By: Ellysse Dick
The shift to mass distance learning due to COVID-19 has revealed critical deficits and disparities across the U.S. education system. This has underscored the need for schools to adopt educational technology that allows students to learn independently, whether at home or in the classroom, as well as to stay engaged. Augmented and virtual reality (AR/VR) — immersive technologies that enable users to experience digitally rendered content in both physical and virtual space — have the potential to meet these needs, but only if federal and state governments make targeted investments in these technologies.
Without additional investment, AR/VR adoption risks following the pattern of other classroom technologies: schools that have more resources will become early adopters, others will slowly follow, and many will lag far behind. Following this traditional approach would not only delay using AR/VR to enrich education overall, but also limit its opportunity to reduce disparities in schools with limited resources or geographic disadvantages. For example, science students can conduct experiments in fully-equipped virtual laboratories, even if their schools lack the necessary physical space or equipment. And art and history students can explore digital replicas of museums or historical sites even if a field trip is not feasible. These tools also allow for highly individualized learning, encouraging creative thinking and ensuring students with different learning styles or special needs are not left behind regardless of classroom size.
The first and most immediate need for investment is greater research on how to effectively integrate AR/VR technologies in education. Federal agencies including the Department of Education and the National Institutes of Health should invest more in research into educational applications of AR/VR technologies, their impact on children’s learning and development, and how to best combine virtual solutions with other pedagogical approaches. If there is a strong evidence base for the safety and effectiveness of these technologies, that would in turn increase buy-in from parents and educators, while research into specific applications can inform decisions about where and how to implement AR/VR learning.

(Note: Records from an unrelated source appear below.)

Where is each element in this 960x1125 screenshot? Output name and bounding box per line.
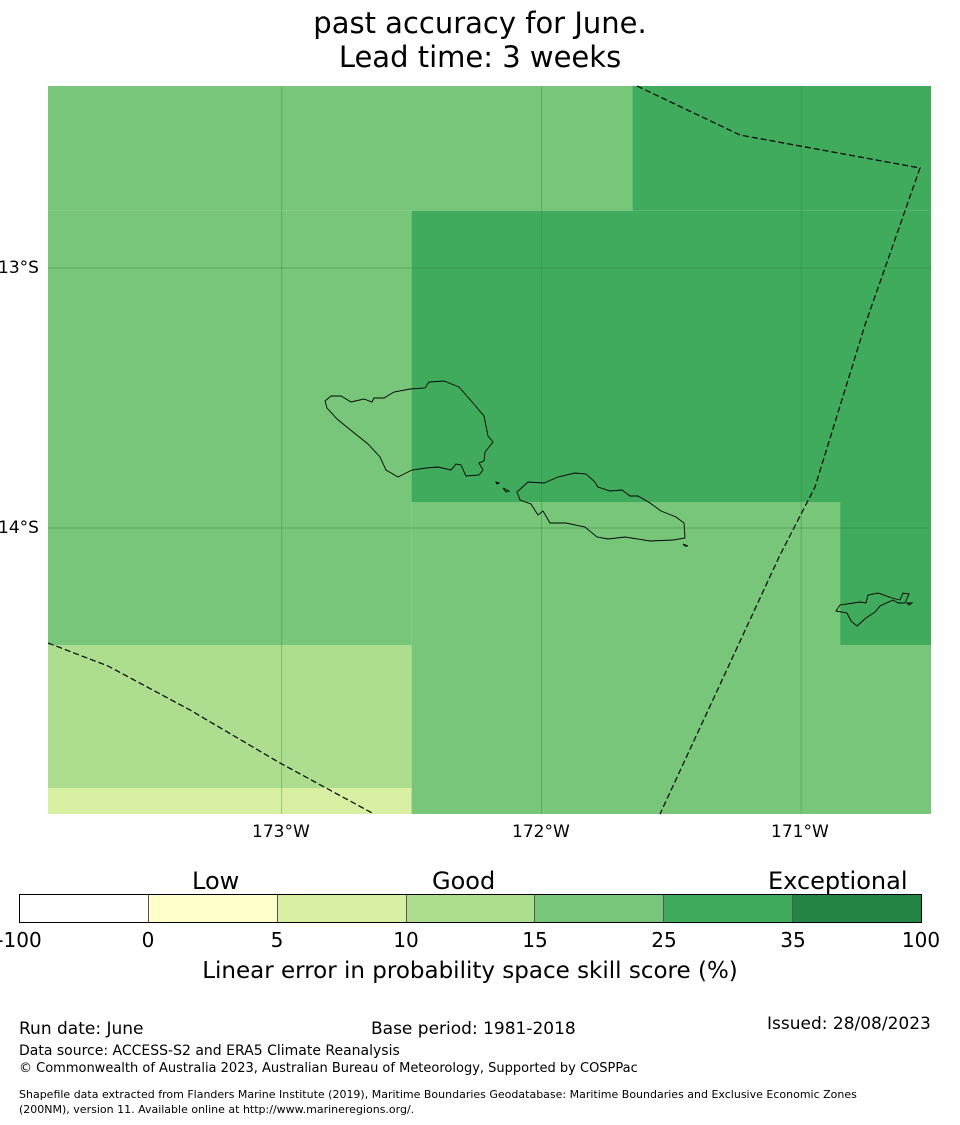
colorbar-segment (793, 895, 922, 922)
skill-grid-cell (48, 210, 412, 503)
colorbar-tick: 100 (901, 928, 941, 952)
skill-grid-cell (411, 645, 931, 814)
legend-word-good: Good (432, 867, 496, 895)
map-title-line-2: Lead time: 3 weeks (338, 40, 622, 74)
eez-boundaries (47, 85, 921, 815)
colorbar-tick: 15 (522, 928, 548, 952)
skill-score-colorbar (19, 894, 922, 923)
skill-grid-cell (48, 86, 633, 211)
skill-grid-cell (411, 210, 931, 503)
base-period: Base period: 1981-2018 (371, 1019, 576, 1039)
shapefile-credit-line-2: (200NM), version 11. Available online at… (19, 1103, 415, 1116)
skill-score-map (47, 85, 931, 815)
island-tutuila (835, 592, 910, 627)
colorbar-segment (535, 895, 665, 922)
colorbar-tick: 25 (651, 928, 677, 952)
colorbar-label: Linear error in probability space skill … (202, 958, 738, 984)
issued-date: Issued: 28/08/2023 (767, 1014, 931, 1034)
skill-grid-cell (411, 502, 841, 645)
data-source: Data source: ACCESS-S2 and ERA5 Climate … (19, 1043, 400, 1059)
islet-upolu-tip (682, 543, 689, 547)
skill-grid-cell (632, 86, 931, 211)
island-savaii (324, 380, 494, 478)
legend-word-exceptional: Exceptional (768, 867, 908, 895)
shapefile-credit-line-1: Shapefile data extracted from Flanders M… (19, 1088, 857, 1101)
colorbar-segment (406, 895, 536, 922)
map-title-line-1: past accuracy for June. (313, 6, 647, 40)
skill-grid-cell (48, 502, 412, 645)
run-date: Run date: June (19, 1019, 144, 1039)
colorbar-tick: 5 (270, 928, 284, 952)
skill-grid-cell (840, 502, 931, 645)
lon-tick-172w: 172°W (512, 822, 570, 842)
lat-tick-14s: 14°S (0, 518, 39, 538)
lon-tick-173w: 173°W (252, 822, 310, 842)
eez-boundary-east (636, 85, 921, 815)
colorbar-tick: 0 (141, 928, 155, 952)
colorbar-tick: 10 (393, 928, 419, 952)
copyright: © Commonwealth of Australia 2023, Austra… (19, 1061, 638, 1076)
islet-east-tutuila (905, 602, 914, 606)
colorbar-tick: 35 (780, 928, 806, 952)
colorbar-segment (664, 895, 794, 922)
graticule (48, 86, 931, 814)
skill-grid-cell (48, 645, 412, 788)
island-upolu (516, 472, 686, 542)
lat-tick-13s: 13°S (0, 258, 39, 278)
colorbar-tick: -100 (0, 928, 42, 952)
skill-grid-cells (48, 86, 931, 814)
colorbar-segment (148, 895, 278, 922)
legend-word-low: Low (192, 867, 240, 895)
lon-tick-171w: 171°W (771, 822, 829, 842)
colorbar-segment (20, 895, 149, 922)
skill-grid-cell (48, 788, 412, 814)
island-apolima (495, 481, 501, 485)
eez-boundary-southwest (47, 642, 375, 815)
island-outlines (324, 380, 914, 627)
island-manono (502, 487, 511, 493)
colorbar-segment (277, 895, 407, 922)
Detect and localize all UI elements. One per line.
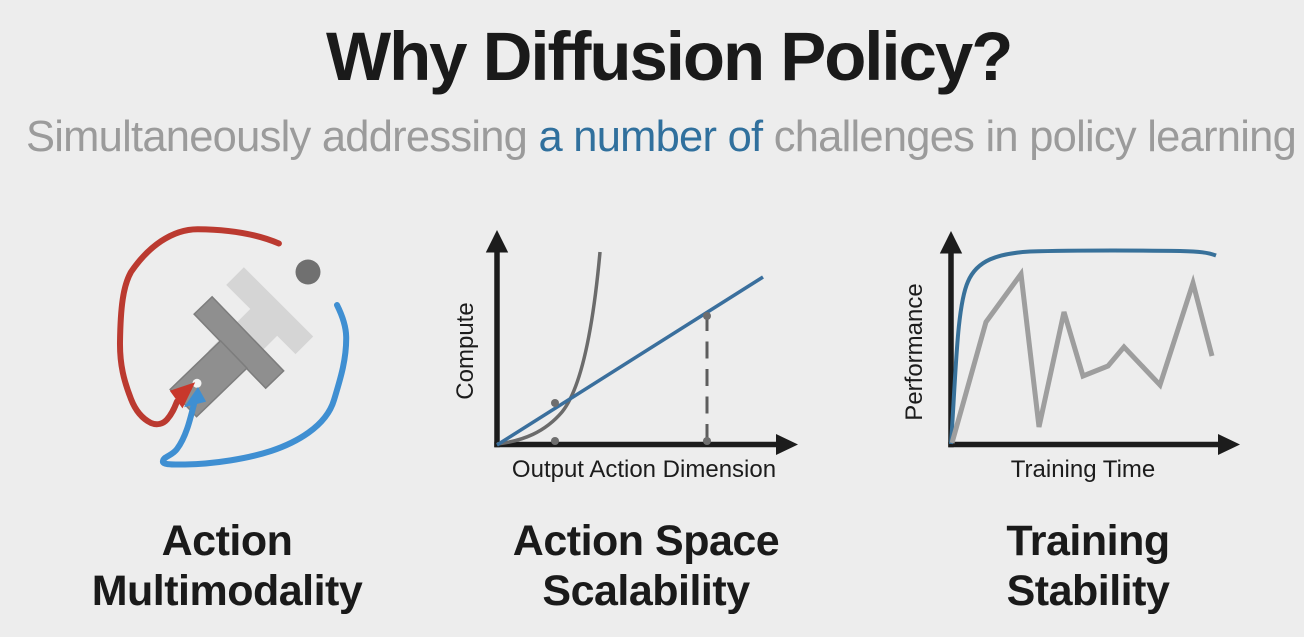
svg-text:Output Action Dimension: Output Action Dimension (512, 456, 776, 483)
svg-text:Performance: Performance (901, 283, 928, 420)
svg-text:Training Time: Training Time (1011, 456, 1156, 483)
svg-text:Compute: Compute (452, 302, 479, 399)
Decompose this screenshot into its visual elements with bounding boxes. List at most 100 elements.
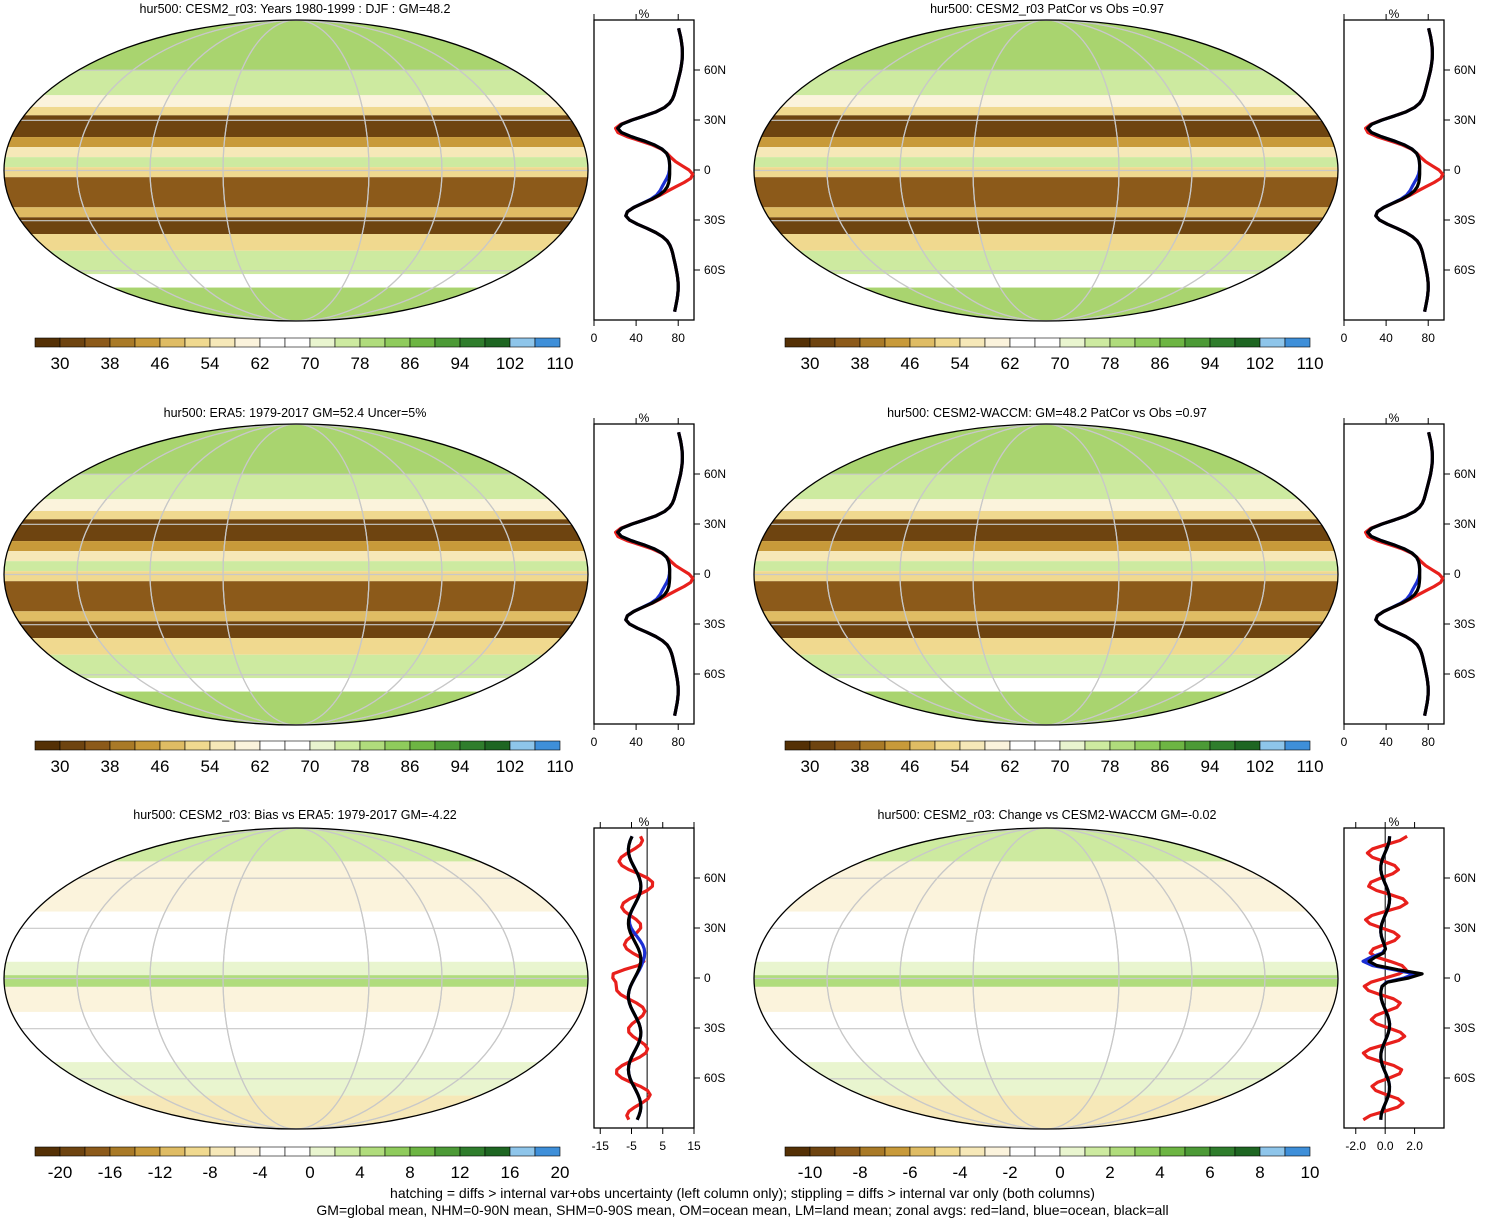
colorbar-segment (309, 740, 336, 751)
colorbar-segment (234, 337, 261, 348)
colorbar-segment (234, 1146, 261, 1157)
color-band (4, 137, 588, 148)
color-band (4, 986, 588, 1012)
colorbar-segment (984, 740, 1011, 751)
colorbar-label: 70 (301, 757, 320, 776)
x-tick-label: 80 (1422, 331, 1436, 345)
colorbar-label: 38 (851, 757, 870, 776)
colorbar-label: 86 (1151, 354, 1170, 373)
color-band (754, 287, 1338, 321)
colorbar-segment (1009, 337, 1036, 348)
color-band (4, 621, 588, 639)
colorbar-segment (784, 740, 811, 751)
x-tick-label: 80 (672, 735, 686, 749)
zonal-line-all (626, 835, 643, 1121)
color-band (754, 861, 1338, 912)
x-tick-label: 2.0 (1406, 1139, 1423, 1153)
colorbar-segment (334, 337, 361, 348)
colorbar-label: 70 (1051, 757, 1070, 776)
color-band (4, 678, 588, 692)
x-tick-label: 40 (629, 331, 643, 345)
colorbar-label: -8 (202, 1163, 217, 1182)
colorbar-segment (1234, 337, 1261, 348)
colorbar: 30 38 46 54 62 70 78 86 94 102 110 (784, 337, 1324, 373)
colorbar: 30 38 46 54 62 70 78 86 94 102 110 (34, 740, 574, 776)
zonal-unit-label: % (639, 815, 650, 829)
color-band (4, 911, 588, 962)
colorbar-segment (534, 740, 561, 751)
lat-label: 30N (704, 517, 726, 531)
colorbar-segment (134, 337, 161, 348)
colorbar-segment (409, 337, 436, 348)
lat-label: 30N (1454, 517, 1476, 531)
longitude-line (826, 20, 1266, 321)
zonal-mean-plot: % 60N 30N 0 30S 60S -15 -5 5 15 (592, 815, 726, 1153)
colorbar-label: 12 (451, 1163, 470, 1182)
map-field (4, 424, 588, 725)
colorbar-label: 62 (251, 354, 270, 373)
color-band (754, 828, 1338, 862)
zonal-line-all (1366, 431, 1434, 717)
color-band (754, 571, 1338, 582)
map (753, 423, 1339, 726)
colorbar-segment (1134, 337, 1161, 348)
lat-label: 30S (704, 1021, 725, 1035)
lat-label: 30S (1454, 213, 1475, 227)
colorbar-label: 30 (51, 354, 70, 373)
colorbar-segment (934, 1146, 961, 1157)
color-band (754, 157, 1338, 168)
color-band (4, 106, 588, 116)
colorbar-segment (509, 1146, 536, 1157)
lat-label: 0 (1454, 163, 1461, 177)
colorbar-segment (859, 337, 886, 348)
color-band (754, 137, 1338, 148)
zonal-line-ocean (616, 27, 684, 313)
colorbar-label: 110 (1296, 354, 1323, 373)
colorbar-segment (159, 1146, 186, 1157)
colorbar-label: 30 (801, 757, 820, 776)
longitude-line (899, 424, 1193, 725)
zonal-frame (593, 827, 695, 1129)
colorbar-segment (1134, 1146, 1161, 1157)
map-border (3, 19, 589, 322)
colorbar-segment (359, 740, 386, 751)
colorbar-label: 46 (151, 354, 170, 373)
zonal-mean-plot: % 60N 30N 0 30S 60S -2.0 0.0 2.0 (1343, 815, 1476, 1153)
colorbar-segment (859, 740, 886, 751)
colorbar-segment (884, 740, 911, 751)
colorbar-label: 54 (201, 354, 220, 373)
colorbar-label: -4 (952, 1163, 967, 1182)
color-band (4, 611, 588, 622)
map-field (754, 828, 1338, 1129)
color-band (4, 975, 588, 987)
panel-title: hur500: CESM2_r03 PatCor vs Obs =0.97 (930, 2, 1164, 16)
colorbar-segment (509, 337, 536, 348)
colorbar-segment (1084, 1146, 1111, 1157)
x-tick-label: -2.0 (1345, 1139, 1366, 1153)
colorbar: -10 -8 -6 -4 -2 0 2 4 6 8 10 (784, 1146, 1319, 1182)
colorbar-segment (1234, 1146, 1261, 1157)
panel-title: hur500: CESM2_r03: Bias vs ERA5: 1979-20… (133, 808, 457, 822)
colorbar-label: 102 (1246, 757, 1274, 776)
colorbar-segment (1284, 1146, 1311, 1157)
colorbar-segment (1109, 740, 1136, 751)
colorbar-segment (1209, 740, 1236, 751)
colorbar-segment (109, 1146, 136, 1157)
colorbar-label: 78 (351, 757, 370, 776)
colorbar-label: 86 (401, 757, 420, 776)
colorbar-label: -6 (902, 1163, 917, 1182)
color-band (754, 691, 1338, 725)
zonal-frame (1343, 19, 1445, 321)
colorbar-label: 54 (201, 757, 220, 776)
zonal-line-all (1367, 836, 1424, 1120)
zonal-unit-label: % (639, 7, 650, 21)
color-band (4, 499, 588, 511)
color-band (754, 234, 1338, 251)
colorbar-segment (284, 740, 311, 751)
colorbar-segment (459, 337, 486, 348)
lat-label: 60N (704, 871, 726, 885)
colorbar-segment (59, 740, 86, 751)
colorbar-label: 78 (351, 354, 370, 373)
colorbar-segment (459, 740, 486, 751)
colorbar-label: 70 (301, 354, 320, 373)
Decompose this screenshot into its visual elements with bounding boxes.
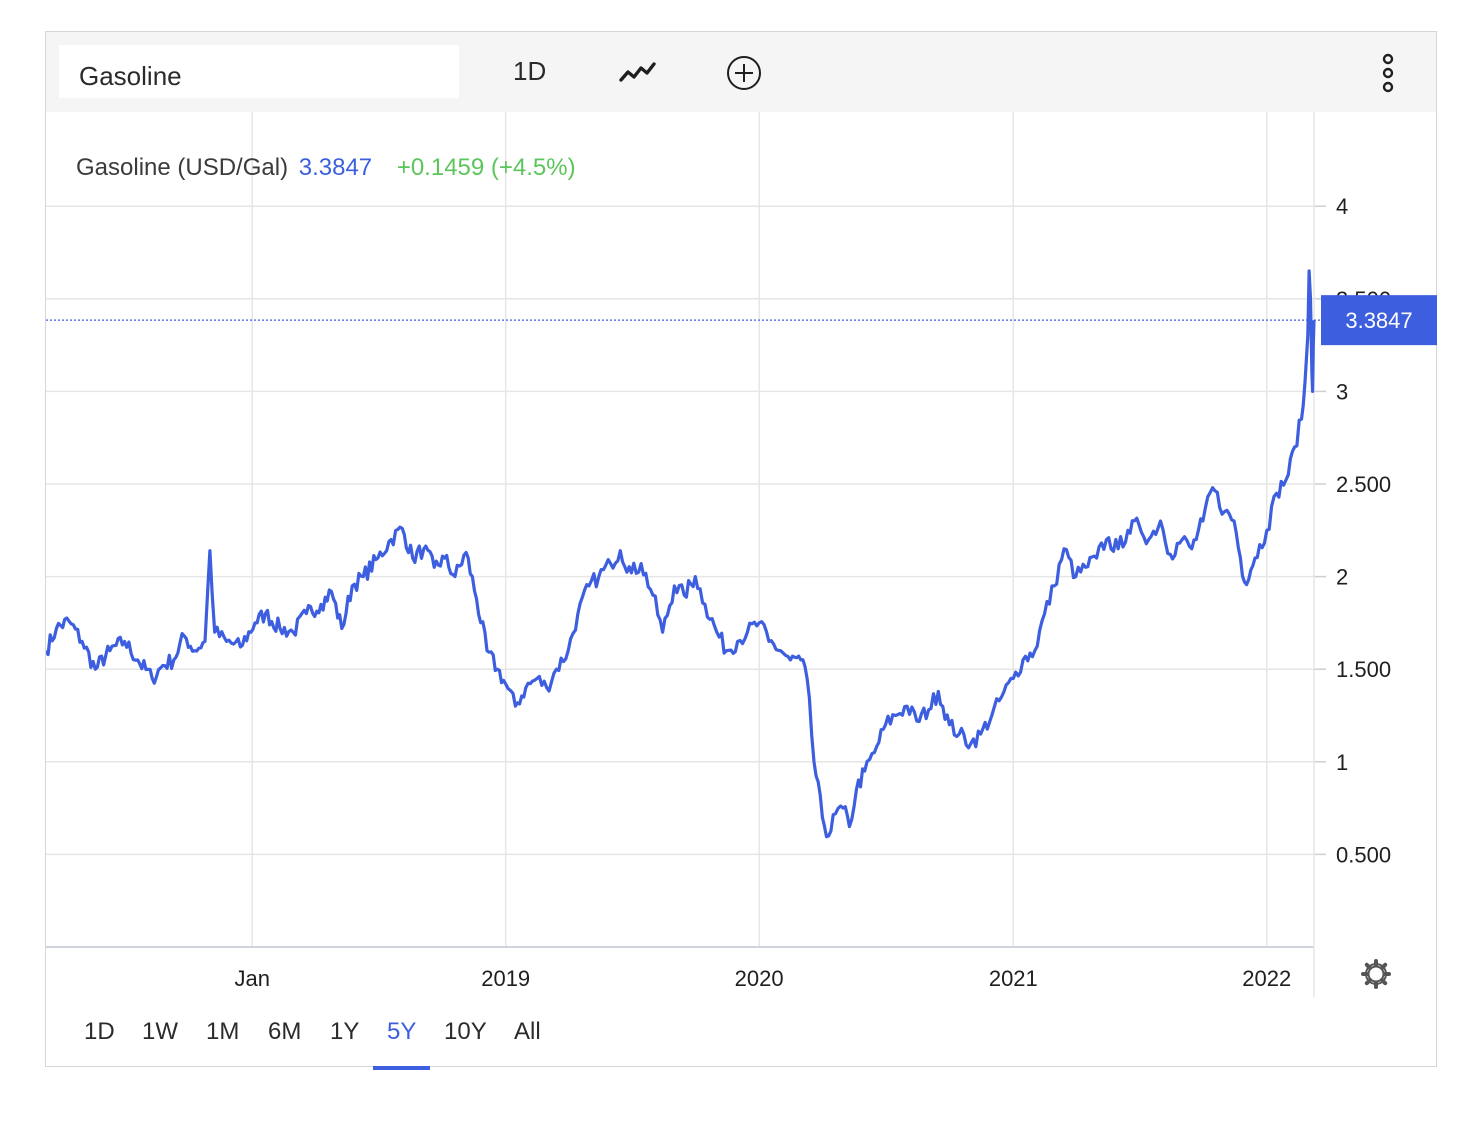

Regardless of the technology, educational tools will only be as effective as the teachers who use them. Teachers will need to be trained on AR/VR learning tools in order to position them for success. The Department of Education should establish a program to ensure teachers understand the capabilities and limitations of AR/VR, known risks and how to mitigate them, and best practices to implement AR/VR in their classrooms. This targeted training will ensure teachers have the necessary knowledge base to effectively integrate AR/VR tools into their lesson plans.
Developing relevant content is also critical. While the quantity and variety of AR/VR content is expanding, uncertainty about demand for educational use leaves little incentive for creators to develop more education-focused content. Government commitment to identifying, acquiring, and distributing educational AR/VR content will promote more private sector investment in this area. In addition to promoting private sector innovation, the federal government should also invest in developing open-access content through the National Science Foundation and other bodies that aligns with key learning and development priorities. With these investments, AR/VR devices will remain a valuable educational tool for both homes and classrooms.
Finally, schools need to secure necessary devices. States should allocate funding to allow schools to invest in mobile devices and other low-cost AR/VR solutions for classrooms or immersive learning labs. Although the price of VR headsets has gone down significantly in recent years, cost is still a prohibiting factor for most school districts. Fortunately, many educational uses do not require advanced headsets. For example, Google Expeditions uses a smartphone app and cardboard headset, and educational technology company Nearpod’s VR field trips are compatible with any mobile device. While select school districts have already invested in necessary devices, government investment can ensure those in rural or low-income areas have access to them as well. The Department of Education should work with states to implement AR/VR pilot programs in select high-priority districts.
Distance learning has highlighted the need for innovation in the U.S. education system. AR/VR can be a valuable and relatively accessible educational tool to help teachers develop more engaging and wide-ranging learning experiences. With the right investments in research, teacher knowledge, content, and devices, federal and state governments can help ensure that all students can benefit from these technologies. Without these dedicated investments, AR/VR risks joining other technologies on just one side of a growing digital divide in education.